Мы тоже с Пиготти засмеялись, но, конечно, не так громко.
— Знаете, — продолжал он, весь сияя и поглаживая снова себе ноги, — я думаю, потому у меня эта ребячливость, что мне так много приходилось играть с нашей девочкой! Боже мой! Во что только мы с нею не игрывали! И в турок, и в французов, и в разных других иностранцев; и во львов, китов и не помню уж, во что еще. Была она, скажу я вам, в ту пору такая крошечка, что до колен мне едва доходила. Что же тут удивительного, что я сам оребячился! Видите эту свечку? — с радостным смехом показал он нам на нее, — Так я уверен, что когда Эмми выйдет замуж, я буду так же продолжать ее ставить на окно. Да, да, я знаю, что каждый вечер, когда я буду дома (а где могу я быть, как не здесь!), я стану выставлять на окно свечку и буду сидеть у камина, притворяясь, что жду ее. Вот и сейчас я гляжу на горящую свечку и говорю себе: маленькая Эмми тоже, наверно, видит ее, — она уже близко. Да, правда, выходит, что я ребенок, только в образе морского дикобраза! — с громким смехом повторил мистер Пиготти.
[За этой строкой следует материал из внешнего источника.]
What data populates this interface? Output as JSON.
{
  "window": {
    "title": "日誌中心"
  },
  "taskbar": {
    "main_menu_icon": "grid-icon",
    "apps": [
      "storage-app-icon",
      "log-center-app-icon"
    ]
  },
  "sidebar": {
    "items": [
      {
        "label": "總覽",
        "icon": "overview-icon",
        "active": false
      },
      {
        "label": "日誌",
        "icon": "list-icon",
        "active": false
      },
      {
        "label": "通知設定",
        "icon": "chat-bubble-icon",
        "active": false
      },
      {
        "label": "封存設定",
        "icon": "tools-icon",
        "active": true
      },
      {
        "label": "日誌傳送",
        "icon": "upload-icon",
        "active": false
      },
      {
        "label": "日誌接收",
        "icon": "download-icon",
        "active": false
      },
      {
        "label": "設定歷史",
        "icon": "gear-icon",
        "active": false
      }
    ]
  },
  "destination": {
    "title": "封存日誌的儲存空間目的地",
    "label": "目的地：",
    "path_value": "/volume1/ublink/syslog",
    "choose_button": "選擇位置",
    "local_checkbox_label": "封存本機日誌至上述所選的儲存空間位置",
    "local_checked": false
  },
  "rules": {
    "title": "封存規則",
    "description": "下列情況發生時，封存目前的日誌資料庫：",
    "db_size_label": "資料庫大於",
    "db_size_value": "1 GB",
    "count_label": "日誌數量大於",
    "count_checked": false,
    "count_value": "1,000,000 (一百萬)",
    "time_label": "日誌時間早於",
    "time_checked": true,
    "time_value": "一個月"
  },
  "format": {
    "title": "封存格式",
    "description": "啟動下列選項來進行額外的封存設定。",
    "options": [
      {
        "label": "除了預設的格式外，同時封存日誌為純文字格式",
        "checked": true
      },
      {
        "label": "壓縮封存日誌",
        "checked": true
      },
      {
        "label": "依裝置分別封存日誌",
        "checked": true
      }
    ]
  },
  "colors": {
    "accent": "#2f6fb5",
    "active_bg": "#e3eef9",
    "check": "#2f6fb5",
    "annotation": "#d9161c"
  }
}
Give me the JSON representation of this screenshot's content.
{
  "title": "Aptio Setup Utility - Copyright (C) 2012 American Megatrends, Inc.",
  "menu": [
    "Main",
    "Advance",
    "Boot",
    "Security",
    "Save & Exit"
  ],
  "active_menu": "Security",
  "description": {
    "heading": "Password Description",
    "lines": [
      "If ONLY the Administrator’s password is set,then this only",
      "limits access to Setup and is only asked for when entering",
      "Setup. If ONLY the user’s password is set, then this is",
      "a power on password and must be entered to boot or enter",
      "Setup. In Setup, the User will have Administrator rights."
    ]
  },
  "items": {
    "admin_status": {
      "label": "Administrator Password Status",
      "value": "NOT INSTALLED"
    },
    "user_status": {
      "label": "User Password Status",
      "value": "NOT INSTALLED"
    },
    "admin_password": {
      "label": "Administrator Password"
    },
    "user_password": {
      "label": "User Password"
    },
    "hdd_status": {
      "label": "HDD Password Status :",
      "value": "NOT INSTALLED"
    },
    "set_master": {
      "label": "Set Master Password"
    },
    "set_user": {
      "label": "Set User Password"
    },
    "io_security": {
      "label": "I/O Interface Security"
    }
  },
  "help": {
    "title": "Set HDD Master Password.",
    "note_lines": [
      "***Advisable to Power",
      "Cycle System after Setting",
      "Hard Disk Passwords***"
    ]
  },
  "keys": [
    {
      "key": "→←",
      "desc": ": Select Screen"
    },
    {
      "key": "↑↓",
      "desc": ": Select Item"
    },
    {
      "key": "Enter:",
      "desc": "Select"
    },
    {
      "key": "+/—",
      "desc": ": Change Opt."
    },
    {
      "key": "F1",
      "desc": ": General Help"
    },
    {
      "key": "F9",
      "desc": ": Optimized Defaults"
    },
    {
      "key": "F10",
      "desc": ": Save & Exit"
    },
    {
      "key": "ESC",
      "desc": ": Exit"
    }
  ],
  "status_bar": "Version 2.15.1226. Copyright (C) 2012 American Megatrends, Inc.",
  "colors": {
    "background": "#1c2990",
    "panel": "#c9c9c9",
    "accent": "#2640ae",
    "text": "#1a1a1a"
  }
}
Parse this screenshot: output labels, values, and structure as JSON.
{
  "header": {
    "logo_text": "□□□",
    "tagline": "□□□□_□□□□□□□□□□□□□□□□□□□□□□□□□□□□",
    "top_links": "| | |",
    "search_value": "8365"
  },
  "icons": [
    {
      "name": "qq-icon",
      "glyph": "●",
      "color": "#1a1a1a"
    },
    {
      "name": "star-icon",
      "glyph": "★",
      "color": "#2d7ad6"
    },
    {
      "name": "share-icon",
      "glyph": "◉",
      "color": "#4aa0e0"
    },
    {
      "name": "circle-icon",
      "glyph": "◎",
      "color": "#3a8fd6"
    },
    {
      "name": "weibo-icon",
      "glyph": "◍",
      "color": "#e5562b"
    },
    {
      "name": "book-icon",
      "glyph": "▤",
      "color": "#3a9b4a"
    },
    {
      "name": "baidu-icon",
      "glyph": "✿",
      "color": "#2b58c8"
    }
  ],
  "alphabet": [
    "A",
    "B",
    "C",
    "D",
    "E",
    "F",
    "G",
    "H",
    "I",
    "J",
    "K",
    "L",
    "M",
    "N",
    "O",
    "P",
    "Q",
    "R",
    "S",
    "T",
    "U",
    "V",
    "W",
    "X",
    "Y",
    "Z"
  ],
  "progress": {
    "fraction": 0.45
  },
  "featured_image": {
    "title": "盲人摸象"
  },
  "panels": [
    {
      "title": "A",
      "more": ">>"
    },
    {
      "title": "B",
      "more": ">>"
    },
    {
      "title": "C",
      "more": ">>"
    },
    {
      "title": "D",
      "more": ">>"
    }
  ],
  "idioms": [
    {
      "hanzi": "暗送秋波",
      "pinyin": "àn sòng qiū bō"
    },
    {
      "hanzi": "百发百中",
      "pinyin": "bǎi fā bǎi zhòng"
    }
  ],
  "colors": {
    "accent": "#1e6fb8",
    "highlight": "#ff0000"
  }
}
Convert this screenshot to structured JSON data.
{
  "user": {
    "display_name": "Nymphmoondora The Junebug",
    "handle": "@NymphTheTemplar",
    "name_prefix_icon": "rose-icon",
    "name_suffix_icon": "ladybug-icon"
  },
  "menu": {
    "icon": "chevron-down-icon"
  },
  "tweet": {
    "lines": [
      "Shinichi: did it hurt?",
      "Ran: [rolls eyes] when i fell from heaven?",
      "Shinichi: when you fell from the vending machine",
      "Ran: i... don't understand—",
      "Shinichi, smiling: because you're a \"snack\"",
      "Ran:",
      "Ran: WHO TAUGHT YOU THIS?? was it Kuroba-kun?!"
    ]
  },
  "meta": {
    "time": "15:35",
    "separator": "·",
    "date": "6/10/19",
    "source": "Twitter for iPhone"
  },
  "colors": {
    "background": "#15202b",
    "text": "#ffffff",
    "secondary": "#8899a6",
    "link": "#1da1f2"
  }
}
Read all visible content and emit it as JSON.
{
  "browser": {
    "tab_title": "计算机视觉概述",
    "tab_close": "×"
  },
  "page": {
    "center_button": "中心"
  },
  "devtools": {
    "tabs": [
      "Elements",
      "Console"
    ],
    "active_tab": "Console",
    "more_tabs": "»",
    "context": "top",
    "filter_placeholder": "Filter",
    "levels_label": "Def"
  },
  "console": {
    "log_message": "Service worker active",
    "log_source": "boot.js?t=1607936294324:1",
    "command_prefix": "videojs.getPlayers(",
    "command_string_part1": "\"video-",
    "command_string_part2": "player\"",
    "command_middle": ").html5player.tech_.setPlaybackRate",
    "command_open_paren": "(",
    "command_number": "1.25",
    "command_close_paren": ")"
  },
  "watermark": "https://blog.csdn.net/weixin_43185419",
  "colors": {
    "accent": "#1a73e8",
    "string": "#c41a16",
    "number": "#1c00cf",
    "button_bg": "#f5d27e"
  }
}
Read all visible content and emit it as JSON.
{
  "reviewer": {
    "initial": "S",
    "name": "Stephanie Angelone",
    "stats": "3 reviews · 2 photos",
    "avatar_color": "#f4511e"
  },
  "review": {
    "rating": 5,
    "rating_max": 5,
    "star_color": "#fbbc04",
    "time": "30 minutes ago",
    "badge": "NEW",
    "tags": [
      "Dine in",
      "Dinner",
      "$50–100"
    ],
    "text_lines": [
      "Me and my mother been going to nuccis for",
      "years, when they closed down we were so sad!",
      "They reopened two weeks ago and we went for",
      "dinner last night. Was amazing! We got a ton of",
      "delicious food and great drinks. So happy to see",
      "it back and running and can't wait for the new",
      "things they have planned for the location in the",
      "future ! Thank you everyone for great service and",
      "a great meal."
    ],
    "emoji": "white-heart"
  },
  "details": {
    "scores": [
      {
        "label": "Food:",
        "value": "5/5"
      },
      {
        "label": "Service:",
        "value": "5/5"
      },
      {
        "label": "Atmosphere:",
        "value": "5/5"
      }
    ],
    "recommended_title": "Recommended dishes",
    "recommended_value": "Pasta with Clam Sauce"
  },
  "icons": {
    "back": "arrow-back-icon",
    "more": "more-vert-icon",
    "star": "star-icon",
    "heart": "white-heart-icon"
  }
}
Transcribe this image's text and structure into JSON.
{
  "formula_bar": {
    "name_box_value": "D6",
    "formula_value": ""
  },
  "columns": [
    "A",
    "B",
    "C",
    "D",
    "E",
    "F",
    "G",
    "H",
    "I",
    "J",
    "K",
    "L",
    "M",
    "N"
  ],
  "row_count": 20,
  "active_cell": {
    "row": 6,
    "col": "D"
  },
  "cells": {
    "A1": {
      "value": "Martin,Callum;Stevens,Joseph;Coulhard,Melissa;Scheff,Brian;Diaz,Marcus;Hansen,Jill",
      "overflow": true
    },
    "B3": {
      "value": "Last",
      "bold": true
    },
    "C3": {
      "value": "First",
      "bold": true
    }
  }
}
Но вдруг он перестал хохотать и, прислушиваясь, проговорил:
— Ну, так и есть, легка на помине, — вот и она сама.
Действительно, дверь отворилась, но вошел одни Хэм. По-видимому, после моего прихода сюда дождь еще усилился, так как Хэм был в клеенчатой широкополой шляпе, закрывавшей ему лицо.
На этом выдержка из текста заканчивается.